Kansas farmers will have their eyes on Washington as they gather in Manhattan.
The Kansas Farm Bureau is holding its annual meeting Tuesday and Wednesday at the Hilton Garden Inn.
An opening-day summit took place Monday.
The issue on the minds of many farmers is the status of the U.S. farm bill. The 2008 farm bill expired Sept. 30, and a new farm bill hasn’t passed Congress.
At the end of the month, the dairy industry would be impacted as dairy subsidies expire Dec. 31 unless a new bill is passed.
Bureau board member Jeff Grossenbacher, whose district includes Pottawatomie County, said farmers need the crop insurance that a farm bill provides.
“Without that revenue insurance and safety net, many farmers in Kansas wouldn’t be able to put out a crop because their bankers wouldn’t loan them any money,” he said.
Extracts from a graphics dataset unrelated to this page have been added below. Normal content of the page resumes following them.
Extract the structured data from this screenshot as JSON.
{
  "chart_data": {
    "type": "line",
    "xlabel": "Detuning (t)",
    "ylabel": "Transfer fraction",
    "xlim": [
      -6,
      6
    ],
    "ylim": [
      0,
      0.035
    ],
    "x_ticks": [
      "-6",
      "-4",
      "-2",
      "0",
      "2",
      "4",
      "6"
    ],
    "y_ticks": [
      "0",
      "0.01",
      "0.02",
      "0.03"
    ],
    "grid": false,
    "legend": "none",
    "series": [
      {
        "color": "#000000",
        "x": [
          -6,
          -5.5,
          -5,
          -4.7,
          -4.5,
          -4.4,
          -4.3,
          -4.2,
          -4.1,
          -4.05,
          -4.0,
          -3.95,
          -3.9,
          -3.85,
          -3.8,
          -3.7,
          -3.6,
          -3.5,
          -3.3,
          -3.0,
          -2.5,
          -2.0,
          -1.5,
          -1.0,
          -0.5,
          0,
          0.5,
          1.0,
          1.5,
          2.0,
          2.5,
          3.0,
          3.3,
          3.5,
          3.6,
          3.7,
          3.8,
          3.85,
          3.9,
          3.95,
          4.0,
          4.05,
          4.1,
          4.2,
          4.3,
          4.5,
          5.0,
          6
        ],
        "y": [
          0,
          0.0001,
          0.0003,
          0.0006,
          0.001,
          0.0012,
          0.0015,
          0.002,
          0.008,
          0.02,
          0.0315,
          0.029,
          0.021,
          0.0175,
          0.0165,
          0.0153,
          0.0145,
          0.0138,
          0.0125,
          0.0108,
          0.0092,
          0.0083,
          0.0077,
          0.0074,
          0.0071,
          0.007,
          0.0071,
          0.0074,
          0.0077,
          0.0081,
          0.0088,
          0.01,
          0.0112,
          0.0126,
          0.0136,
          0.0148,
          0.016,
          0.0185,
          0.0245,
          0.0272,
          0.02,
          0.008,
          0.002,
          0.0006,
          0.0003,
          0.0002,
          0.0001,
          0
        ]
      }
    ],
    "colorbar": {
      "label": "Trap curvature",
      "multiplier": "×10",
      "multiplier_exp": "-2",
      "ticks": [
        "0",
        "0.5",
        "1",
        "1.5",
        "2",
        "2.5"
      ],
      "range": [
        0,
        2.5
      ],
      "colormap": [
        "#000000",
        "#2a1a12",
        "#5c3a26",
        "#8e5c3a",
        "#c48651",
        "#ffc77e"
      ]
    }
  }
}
Mick Rausch, a voting delegate from Sedgwick County, said he utilized crop insurance in recent years because of a drought.
“It protects me in case of a total crop failure,” he said. “The last two years when we had the drought, I basically harvested nothing as far as crops.”
Rausch said the insurance still didn’t protect him from going into the red as he lost money from milking cows.
He said he is currently switching from a dairy operation to a beef operation because of the money loss.
“Crop insurance doesn’t take the place of a crop,” he said. “It’s a safety net.”
Grossenbacher said farmers plan eight to 10 months in advance for planting in the spring, which is difficult to do under these circumstances.
“It’s hard to plan for the future, because we’re already ordering seed and putting on fertilizer for next year’s crops,” he said.
Farmers also have an interest in school finance due to the tax component.
The Kansas Supreme Court is currently considering an inadequate funding lawsuit from school districts.
The court is deciding whether to uphold a lower court’s decision that required the state to increase its base aid per pupil from $3,838 to $4,492.
If upheld, the state would have to increase funding by at least $440 million.
Rausch said the lawsuit would likely cause property taxes to go up, and he didn’t know what exemptions might be eliminated to provide funding.
“It can make a big difference on whether I’m profitable one year, and I’m not profitable the next,” he said.
Grossenbacher said the main funding for schools is property tax.
“Guess who owns the most property?” he asked.
Grossenbacher said taxes are an issue as the state moves away from its traditional “three-legged stool” approach with property, sales and income taxes.
Gov. Sam Brownback signed a tax reform law in 2012 that is focused on reducing individual income taxes and eliminating income taxes for some small businesses.
Grossenbacher said farmers have a lot of property but not necessarily the ability to pay a lot in taxes.
“If you put more reliance on property taxes, that harms agriculture,” he said.
Rausch said the property taxes have already gone up.
“All the municipalities are hurting for money, and they’re trying to squeeze every dollar they can out of whatever tax revenue they can get,” he said.
Rausch said he also expected the state’s corporate farming law to be among the big topics of interest at this week’s meeting.
The involvement of corporations in farming is limited by state law.
Eight other states have laws that prohibit or limit corporate farming: Iowa, Minnesota, Missouri, Nebraska, North Dakota, Oklahoma, South Dakota and Wisconsin.
State agriculture leaders and Brownback, a former state agriculture secretary, pushed for the law’s repeal during the 2013 session, but no action took place at that time.
Kansas Attorney General Derek Schmidt questioned the constitutionality of certain provisions in the law in a January letter to state agriculture secretary Dale Rodman.
Rausch gave his support for getting rid of restrictions.
“I think we need to change the corporate farm law to allow them to come in and compete,” he said. “They’d also provide opportunities for the state if they did.”